There’s one mound, though, all green and grassy, standing by the lane itself, that’s well enough preserved and surrounded by a ring of trees. Standing on its rounded crest, I had a notion come to me: that whether king or queen or other they were buried here, their spirit had somehow become the genius loci of old Shooters Hill; its God or Goddess, habited here throughout the millennia, watching as its woad-smeared people gave way in turn to Romans, and Saxons, and Danes and Normans, and wondrous Tudors descended from old Trojan Brute, and idiot Stuarts, and crophead Parliamentarians, and maddened Hanoverian line. And me, most insignificant of all, but the only one, perhaps, to stand there, thinking, and acknowledging, and saying: ‘Oh Guardian of this place, here from long-gone past and still remaining, perduring to the long-becoming future, look kindly on me standing here, a merest eyeblink in eternity, and let me write, not the story of this place as it appears, a cowfield on a Roman road, but as it should be, as it is in dreams of glory, enamelled with the palaces of the Moon, bejewelled with temples quite Ephesian, the silvered throne of that most puissant Goddess/Queen, who is Diana of the lunar crescent, Titania of the fairies, Elizabeth
who’s of England both and sister too, and queen of all my heart (and, perhaps, I think, as now I write, who’s Cynthia Brown as well), and all of these, insoluble in one mere name, the oldest of them all… Selene.’
(I think it was a prayer made after its own fulfilment; I think this most because, last night, my pen would hardly stop and all my words seemed wrought in gold. So perhaps in praying I merely offered thanks.)
Yet more thoughts then occurred to me besides: that this rounded, Moon-shaped mound, that swells upon the hill like sweet Diana’s breast, is perhaps the latest of them all; that the others, now all worn away, mayhap were tombs of former Guardians, or that same Guardian born and born again, and cycling on and on through time. I wondered then if I had addressed the last-most of his line, and how long his position had been held, and if there was another still to come. I like to think there is, and always will be, until the hill itself is ground away to dust.

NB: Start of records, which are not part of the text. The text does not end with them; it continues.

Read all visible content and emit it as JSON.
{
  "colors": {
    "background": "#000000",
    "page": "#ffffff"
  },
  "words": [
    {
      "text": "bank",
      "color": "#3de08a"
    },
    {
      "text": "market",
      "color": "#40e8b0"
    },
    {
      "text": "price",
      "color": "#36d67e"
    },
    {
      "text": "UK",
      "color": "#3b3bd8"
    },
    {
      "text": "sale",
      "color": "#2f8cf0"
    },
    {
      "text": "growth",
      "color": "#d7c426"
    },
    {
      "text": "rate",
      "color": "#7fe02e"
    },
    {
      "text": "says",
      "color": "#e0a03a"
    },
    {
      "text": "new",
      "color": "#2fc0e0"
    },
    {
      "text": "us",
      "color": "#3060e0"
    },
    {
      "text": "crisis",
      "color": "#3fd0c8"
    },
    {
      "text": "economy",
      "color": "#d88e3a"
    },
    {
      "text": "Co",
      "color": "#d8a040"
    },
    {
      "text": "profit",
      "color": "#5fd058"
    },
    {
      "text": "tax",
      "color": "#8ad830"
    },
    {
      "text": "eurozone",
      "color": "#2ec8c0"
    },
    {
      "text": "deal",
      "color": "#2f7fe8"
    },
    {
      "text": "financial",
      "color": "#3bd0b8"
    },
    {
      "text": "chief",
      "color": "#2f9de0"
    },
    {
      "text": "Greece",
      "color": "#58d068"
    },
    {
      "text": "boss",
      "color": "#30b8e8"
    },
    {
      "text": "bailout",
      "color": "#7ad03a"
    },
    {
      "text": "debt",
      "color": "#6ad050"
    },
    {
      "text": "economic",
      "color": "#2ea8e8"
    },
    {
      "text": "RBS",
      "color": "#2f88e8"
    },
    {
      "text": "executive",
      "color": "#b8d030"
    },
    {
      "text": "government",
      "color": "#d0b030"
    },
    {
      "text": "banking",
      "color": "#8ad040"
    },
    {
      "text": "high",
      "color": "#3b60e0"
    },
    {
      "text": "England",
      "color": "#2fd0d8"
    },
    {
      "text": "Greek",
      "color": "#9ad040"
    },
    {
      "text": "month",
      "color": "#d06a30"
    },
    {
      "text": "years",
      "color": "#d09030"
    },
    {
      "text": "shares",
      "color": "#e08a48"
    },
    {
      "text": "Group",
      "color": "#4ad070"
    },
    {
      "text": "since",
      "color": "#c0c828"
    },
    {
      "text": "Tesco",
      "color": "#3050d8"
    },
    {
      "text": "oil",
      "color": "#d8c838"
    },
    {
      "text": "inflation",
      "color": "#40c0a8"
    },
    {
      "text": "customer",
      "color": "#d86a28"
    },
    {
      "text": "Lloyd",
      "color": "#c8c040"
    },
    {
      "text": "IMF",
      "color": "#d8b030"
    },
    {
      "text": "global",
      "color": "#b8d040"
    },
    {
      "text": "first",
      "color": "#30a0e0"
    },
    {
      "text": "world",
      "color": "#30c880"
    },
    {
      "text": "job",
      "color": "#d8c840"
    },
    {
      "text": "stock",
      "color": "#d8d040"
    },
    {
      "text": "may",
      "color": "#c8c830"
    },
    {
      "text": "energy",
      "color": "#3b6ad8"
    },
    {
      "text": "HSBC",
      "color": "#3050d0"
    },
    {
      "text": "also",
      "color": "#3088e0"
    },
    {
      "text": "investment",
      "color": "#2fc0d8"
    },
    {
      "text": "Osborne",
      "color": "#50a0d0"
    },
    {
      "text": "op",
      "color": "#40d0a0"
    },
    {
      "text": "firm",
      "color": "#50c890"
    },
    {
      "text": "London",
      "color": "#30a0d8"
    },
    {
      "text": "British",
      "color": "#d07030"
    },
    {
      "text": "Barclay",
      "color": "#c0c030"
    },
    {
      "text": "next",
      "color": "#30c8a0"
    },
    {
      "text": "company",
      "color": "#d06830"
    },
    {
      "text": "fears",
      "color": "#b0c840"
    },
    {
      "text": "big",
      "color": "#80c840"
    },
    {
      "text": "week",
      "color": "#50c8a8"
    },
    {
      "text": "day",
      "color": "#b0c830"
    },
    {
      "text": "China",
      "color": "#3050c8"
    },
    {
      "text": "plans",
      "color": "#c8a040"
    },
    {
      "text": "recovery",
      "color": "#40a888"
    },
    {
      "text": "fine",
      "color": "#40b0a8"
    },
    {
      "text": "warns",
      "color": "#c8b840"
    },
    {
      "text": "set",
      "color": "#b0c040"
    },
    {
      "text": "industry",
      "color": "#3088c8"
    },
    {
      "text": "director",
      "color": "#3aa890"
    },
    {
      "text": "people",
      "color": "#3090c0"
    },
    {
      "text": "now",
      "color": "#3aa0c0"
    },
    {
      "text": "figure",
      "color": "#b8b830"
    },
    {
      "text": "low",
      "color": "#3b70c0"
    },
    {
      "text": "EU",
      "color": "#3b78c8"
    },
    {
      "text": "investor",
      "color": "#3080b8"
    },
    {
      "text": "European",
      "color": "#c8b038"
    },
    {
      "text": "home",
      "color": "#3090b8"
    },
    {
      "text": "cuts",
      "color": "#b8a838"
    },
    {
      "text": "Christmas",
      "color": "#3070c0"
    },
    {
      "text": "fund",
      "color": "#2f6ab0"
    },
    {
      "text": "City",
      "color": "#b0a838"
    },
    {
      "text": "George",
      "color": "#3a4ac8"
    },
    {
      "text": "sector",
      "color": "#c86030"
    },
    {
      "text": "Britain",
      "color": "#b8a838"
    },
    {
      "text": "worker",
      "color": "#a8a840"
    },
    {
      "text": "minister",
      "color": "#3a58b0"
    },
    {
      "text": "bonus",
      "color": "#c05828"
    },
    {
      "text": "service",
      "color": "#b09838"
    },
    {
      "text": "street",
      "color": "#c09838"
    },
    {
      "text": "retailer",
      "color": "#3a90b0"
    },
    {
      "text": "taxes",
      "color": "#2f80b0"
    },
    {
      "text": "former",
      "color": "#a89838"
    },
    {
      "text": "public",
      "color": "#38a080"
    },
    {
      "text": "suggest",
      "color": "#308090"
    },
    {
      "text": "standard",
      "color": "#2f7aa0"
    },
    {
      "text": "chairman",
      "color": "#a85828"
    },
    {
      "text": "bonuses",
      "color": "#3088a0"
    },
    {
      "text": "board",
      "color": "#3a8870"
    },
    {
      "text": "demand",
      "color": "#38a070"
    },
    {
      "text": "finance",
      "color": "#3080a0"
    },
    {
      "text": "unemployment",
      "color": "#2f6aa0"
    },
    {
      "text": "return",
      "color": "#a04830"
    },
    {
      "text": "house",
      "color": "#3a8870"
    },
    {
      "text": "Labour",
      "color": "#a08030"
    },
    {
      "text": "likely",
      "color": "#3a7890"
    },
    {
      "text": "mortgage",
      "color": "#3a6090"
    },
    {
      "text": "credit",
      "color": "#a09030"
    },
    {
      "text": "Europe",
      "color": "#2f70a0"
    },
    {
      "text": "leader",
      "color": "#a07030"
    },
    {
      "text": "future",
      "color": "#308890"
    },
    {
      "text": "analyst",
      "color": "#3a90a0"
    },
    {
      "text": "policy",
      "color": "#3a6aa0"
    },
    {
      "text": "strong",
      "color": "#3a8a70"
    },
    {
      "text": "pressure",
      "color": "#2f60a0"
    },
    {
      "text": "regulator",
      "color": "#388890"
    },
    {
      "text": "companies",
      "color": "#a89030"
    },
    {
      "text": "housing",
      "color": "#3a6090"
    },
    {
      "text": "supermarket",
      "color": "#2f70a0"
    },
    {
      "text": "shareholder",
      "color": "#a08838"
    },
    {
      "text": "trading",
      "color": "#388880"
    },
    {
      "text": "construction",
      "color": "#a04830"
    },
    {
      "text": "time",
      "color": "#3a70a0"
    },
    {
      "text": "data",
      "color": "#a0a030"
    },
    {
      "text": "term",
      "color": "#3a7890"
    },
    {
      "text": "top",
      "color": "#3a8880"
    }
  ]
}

And more, I thought that this mound it would survive, as all the other five would not. I felt the loss that comes with passing tides of time; and more, the loss, far greater than destruction, when things are quite forgotten. I would I were the Memory of the World, to treasure up the all that ever was; and all that ever wasn’t too, besides, for dreams and myths and magic spells are every bit as important as idiot-kings and stupid wars, and an apple-blossomed branch is far more lovely than a mace or sceptre.
But be that as it may, I thought this mound would still be here two centuries hence when, if my late vision held some truth, this hill would all be smothered up with strangely-builded houses and too-unthinking men. Unthinking perhaps, I thought, except for that single future-man who, like me, will walk this hill and write because there is no other thing to do.